Wednesday, January 27, 2010

The Silence of the Lambs


The United States Supreme Court recently, by its ubiquitous 5-4 vote, struck down a provision of federal election law that forbids corporations and unions from spending their gains, ill-gotten or otherwise, to support or oppose candidates for federal office. Apparently the majority of the Justices felt that Benjamin Franklin and Thomas Jefferson would have wanted business interests to have unlimited influence on the electoral process in America. I don't even think that Alexander Hamilton, poor shot that he was, would support that conclusion. I must confess to not having read the text of the Court's reasoning on the matter, and probably won't, since it would likely either dangerously elevate my blood pressure or put me in a coma, or both, so I may not know what I am talking about. On the other hand, the Supreme Court has not recently impressed me with either their legal acumen or philosophical wisdom.

I'm not going to bore us by generating a primer on the legal concept of "corporate personhood", but it certainly makes sense to provide that commercial entities be able to acquire and hold property, enter into contracts and obtain licenses and permits.
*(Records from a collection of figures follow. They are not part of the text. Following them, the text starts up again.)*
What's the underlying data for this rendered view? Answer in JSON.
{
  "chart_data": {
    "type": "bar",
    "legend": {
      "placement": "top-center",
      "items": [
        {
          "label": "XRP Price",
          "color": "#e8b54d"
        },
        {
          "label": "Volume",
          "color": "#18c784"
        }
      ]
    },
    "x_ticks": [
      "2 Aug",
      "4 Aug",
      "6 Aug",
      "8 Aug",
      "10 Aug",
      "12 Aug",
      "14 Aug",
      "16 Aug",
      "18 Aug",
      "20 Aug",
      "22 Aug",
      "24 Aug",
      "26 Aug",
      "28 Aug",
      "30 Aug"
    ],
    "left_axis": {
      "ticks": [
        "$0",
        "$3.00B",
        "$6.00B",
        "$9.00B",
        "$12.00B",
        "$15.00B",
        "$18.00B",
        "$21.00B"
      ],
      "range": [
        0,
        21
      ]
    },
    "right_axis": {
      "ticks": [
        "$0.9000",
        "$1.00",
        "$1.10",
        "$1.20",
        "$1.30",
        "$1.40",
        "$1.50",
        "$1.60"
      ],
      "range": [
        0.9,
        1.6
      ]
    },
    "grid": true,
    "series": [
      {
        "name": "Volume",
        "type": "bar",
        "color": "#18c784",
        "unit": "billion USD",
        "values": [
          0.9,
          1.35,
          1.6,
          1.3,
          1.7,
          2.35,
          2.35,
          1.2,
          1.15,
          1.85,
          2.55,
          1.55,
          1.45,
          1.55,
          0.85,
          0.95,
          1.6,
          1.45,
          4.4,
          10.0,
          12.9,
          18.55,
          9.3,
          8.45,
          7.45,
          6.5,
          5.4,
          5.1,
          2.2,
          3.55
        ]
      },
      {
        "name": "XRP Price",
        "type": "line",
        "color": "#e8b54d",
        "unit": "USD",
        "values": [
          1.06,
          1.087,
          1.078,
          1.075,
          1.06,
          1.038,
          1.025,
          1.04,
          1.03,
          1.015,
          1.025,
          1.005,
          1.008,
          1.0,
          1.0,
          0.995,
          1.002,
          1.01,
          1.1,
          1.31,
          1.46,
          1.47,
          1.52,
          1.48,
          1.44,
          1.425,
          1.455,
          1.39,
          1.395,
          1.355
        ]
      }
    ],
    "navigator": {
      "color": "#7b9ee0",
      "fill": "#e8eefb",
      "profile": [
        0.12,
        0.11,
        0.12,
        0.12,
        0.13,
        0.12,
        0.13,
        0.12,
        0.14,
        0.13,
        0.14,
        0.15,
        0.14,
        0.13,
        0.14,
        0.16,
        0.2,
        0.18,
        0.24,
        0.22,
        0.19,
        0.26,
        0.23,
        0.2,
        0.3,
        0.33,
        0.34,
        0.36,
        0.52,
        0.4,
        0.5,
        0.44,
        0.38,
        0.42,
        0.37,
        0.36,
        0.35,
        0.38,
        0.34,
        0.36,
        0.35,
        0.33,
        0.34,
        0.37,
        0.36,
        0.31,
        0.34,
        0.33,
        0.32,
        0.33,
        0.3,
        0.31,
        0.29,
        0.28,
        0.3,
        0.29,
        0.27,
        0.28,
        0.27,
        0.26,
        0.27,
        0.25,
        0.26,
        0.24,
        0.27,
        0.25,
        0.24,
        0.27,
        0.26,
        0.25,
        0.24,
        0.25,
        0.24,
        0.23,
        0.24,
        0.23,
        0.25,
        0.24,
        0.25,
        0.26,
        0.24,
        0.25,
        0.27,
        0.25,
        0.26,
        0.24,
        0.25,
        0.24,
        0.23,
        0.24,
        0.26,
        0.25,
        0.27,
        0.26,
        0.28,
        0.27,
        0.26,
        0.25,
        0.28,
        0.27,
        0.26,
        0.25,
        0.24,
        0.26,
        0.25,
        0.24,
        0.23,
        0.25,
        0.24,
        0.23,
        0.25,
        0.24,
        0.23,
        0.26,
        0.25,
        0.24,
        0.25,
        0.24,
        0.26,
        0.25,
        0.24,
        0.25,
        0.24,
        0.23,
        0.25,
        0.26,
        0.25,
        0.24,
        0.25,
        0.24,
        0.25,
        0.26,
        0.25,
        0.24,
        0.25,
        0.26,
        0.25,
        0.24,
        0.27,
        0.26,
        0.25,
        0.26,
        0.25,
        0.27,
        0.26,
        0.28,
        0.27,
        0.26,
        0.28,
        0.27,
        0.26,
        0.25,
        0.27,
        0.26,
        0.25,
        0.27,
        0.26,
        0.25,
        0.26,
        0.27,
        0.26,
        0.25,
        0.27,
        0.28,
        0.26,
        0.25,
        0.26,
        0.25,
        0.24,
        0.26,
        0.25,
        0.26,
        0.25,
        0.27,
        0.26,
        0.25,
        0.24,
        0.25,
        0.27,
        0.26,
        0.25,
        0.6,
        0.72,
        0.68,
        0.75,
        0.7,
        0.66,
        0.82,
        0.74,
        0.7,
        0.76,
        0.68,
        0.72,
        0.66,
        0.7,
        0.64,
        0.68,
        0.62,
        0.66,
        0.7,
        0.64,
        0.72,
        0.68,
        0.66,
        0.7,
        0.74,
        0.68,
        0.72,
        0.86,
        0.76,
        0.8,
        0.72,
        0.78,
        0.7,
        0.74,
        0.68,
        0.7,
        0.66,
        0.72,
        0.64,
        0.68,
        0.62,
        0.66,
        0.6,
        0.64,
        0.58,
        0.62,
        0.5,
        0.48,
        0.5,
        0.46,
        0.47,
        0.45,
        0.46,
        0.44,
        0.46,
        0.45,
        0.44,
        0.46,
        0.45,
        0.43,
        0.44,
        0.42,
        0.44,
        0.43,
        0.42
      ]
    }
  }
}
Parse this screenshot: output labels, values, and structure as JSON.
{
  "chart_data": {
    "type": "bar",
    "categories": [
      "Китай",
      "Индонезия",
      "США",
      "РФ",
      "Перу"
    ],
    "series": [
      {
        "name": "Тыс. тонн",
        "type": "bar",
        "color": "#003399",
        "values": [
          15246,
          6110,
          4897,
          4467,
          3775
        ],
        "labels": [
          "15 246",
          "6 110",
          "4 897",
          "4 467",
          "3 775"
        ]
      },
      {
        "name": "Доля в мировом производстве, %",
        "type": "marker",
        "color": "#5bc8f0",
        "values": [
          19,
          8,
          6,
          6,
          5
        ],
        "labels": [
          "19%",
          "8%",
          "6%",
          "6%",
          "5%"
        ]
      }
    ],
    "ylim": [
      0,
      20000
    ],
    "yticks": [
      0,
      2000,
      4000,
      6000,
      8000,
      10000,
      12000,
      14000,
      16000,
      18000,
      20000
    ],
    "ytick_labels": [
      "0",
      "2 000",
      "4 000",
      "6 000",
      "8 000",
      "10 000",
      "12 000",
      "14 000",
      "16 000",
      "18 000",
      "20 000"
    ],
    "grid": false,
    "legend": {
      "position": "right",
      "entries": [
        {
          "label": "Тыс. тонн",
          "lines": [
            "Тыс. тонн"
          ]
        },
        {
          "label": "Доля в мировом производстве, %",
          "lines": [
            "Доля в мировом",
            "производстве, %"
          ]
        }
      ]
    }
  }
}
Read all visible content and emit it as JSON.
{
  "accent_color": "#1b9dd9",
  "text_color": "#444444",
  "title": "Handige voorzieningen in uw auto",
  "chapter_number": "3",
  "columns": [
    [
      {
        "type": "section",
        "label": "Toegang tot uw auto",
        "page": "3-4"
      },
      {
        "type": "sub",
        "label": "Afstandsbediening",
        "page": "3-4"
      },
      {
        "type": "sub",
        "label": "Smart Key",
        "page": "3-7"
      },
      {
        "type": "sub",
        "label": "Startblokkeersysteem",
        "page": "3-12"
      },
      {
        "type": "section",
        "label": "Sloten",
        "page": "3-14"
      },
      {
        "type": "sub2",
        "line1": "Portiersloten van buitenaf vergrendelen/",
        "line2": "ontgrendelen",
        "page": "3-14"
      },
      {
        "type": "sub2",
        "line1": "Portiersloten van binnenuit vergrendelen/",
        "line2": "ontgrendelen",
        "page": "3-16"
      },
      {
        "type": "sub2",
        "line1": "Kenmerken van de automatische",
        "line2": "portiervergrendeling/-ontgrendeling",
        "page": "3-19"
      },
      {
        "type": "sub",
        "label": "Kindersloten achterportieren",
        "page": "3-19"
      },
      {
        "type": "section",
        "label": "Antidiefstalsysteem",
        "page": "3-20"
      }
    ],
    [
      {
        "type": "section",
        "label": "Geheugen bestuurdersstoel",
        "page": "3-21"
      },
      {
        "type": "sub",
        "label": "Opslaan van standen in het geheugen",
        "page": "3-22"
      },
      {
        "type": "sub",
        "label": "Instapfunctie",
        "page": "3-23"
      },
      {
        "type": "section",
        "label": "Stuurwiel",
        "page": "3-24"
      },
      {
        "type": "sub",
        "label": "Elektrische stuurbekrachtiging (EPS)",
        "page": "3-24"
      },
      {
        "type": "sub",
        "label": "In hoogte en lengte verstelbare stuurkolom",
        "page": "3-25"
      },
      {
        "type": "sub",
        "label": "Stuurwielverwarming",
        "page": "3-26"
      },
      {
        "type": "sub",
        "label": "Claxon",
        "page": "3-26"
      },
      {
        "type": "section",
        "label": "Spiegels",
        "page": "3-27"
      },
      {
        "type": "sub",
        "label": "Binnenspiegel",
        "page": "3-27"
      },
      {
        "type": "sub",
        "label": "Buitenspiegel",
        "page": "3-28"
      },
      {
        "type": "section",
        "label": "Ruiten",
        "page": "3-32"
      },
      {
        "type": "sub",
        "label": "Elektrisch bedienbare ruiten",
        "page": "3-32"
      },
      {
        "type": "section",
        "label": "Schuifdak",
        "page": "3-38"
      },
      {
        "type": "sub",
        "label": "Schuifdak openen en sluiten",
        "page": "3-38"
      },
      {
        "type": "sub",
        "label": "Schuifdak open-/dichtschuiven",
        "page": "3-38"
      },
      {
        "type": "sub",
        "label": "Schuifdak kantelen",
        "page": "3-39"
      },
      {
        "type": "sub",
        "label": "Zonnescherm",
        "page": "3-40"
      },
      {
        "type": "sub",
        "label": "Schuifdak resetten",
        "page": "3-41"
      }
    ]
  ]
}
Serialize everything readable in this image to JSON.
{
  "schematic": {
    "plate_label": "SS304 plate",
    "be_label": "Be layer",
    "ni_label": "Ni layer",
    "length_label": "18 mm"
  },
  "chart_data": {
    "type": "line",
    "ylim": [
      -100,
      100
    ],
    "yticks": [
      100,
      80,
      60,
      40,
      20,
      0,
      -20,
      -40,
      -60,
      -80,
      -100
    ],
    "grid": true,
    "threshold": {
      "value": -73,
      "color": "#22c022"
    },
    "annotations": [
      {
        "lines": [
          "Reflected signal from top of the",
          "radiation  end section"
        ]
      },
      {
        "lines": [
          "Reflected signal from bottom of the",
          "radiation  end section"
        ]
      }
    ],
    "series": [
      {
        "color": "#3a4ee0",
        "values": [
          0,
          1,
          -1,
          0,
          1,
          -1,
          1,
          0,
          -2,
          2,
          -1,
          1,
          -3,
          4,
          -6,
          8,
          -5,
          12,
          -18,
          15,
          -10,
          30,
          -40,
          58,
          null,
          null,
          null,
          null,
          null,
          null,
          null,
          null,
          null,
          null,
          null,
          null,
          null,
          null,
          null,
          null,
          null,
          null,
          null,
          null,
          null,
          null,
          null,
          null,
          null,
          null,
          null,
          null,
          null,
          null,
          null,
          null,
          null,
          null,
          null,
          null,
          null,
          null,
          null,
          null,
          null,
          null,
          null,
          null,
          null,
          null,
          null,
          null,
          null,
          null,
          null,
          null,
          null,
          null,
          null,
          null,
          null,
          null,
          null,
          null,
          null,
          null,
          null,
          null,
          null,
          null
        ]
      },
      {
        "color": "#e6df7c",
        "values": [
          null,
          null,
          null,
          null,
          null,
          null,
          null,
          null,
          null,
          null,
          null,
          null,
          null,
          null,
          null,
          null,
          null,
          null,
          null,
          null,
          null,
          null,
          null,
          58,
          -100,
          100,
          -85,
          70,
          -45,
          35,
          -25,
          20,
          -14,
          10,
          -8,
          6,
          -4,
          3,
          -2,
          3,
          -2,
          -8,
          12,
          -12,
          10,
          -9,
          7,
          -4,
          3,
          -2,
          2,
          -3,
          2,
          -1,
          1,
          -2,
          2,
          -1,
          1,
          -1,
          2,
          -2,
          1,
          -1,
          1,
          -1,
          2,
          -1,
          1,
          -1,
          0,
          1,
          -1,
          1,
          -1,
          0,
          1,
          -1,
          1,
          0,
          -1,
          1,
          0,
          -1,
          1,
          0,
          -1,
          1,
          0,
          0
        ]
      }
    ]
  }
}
It also certainly makes good sense for there to be a protection of commercial speech such that goods and services can be made known to potential consumers, but affording the same right of political speech to amorphous and malleable commercial phantoms as are enjoyed by real living and breathing human-beings is a bit troubling to me. If you are a two-legged Homo Sapien (or, pardon my insensitivity, an amputee) and you engage in inflammatory or abusive political rhetoric, I can punch you in the nose and know full well I got the right guy. You may return the punch or have me arrested, but that's freedom. On the other hand, if a corporation talks nonsense, all I can do is throw a stale cabbage at their local sales representative, who may not even agree with the corporate position. The lack of personal accountability attendant to corporate persons makes them poor candidates to pervasively broadcast their corporate opinions with the massive resources available to them. Freedom without responsibility is a teenager, and we all know how that works.

Corporations are extremely diverse and have a broad range of concerns and objectives, but for the most part, they want to make some money. I have no objection in principle to making money; I'd like to make some myself someday, but the economic benefit of a corporation and the public benefit of a nation may diverge dramatically. Even the most hardened capitalist would not suggest that corporations should control the government; that's called Fascism , unlike when citizens control the government, which is called democracy, or sometimes a cluster-fuck, or both. However, I am still way more inclined to trust the aggregate instincts of my fellow Americans, no matter how apathetic, ignorant, distracted or flatulent they may be, than the denizens of the corporate board room. I read an editorial on the issue, the source of which I have forgotten, which made the very interesting point, which I shall liberate for the use of the people, that we have (and I paraphrase) no idea what sort of madmen, perverts and foreigners may comprise the boards of the various corporations. While I am the last person to raise the paranoid specter of xenophobia, I am also not completely naive about the ways of the world and what people will do for money. With flesh and blood American citizens, however they come by said citizenship, we can at least start with the tenuous assumption that they want to promote the best interests of the nation, even if they may be too dim-witted or filled with the spirit to recognize what is best. Corporations are increasingly multi-national and have no allegiance to anything but their own self-interests. I'm not saying this is morally wrong, I'm just suggesting that Toyota of North America, Inc. may not support legislators who want to bail out Detroit. Whether that's good or bad depends on your point of view, but I really don't want corporations helping to decide who gets elected in this country.

Even if you're not prepared to accept my jingoistic and provincial scare-mongering over foreign influence, the corporate record on racial and gender equality, the environment, truth in advertising and generally responsible corporate citizenship is pretty crappy. The corporate board rooms that are not full of inscrutable Orientals or eastern European Mafioso are predominately the province of white, American males over 40. Being a white America male over 40, I can tell you how limited a perspective you can sometimes have. I'm not saying that these individuals are not entitled to an equal voice in the political life of America, but with corporate resources at their disposal the volume of their political speech is increased to where it runs the risk of drowning out us poor middle-class slobs with our $25.00 campaign contributions. Certainly this is not what Patrick Henry had in mind.

I am, after all, just a humble wormhole repairman and not a Constitutional scholar, but the Federal Government is given the power to regulate interstate commerce by Article I, Section 8, Clause 3. Article I, Section 18, Clause 18 gives the Congress the power to make laws that let them do all the stuff the Constitution says they have the power to do, so what am I missing? Corporations can't vote; they can't run for office or die on foreign battlefields. They don't have life, can't enjoy liberty or pursue happiness, and since we are their creator, they are endowed only with the rights we give them. The Libertarian author James Bovard is quoted as saying that "democracy must be something more than two wolves and a sheep voting on what to have for dinner". Thanks to the ineffable wisdom of our Supreme Court, you can now make that three wolves and a sheep.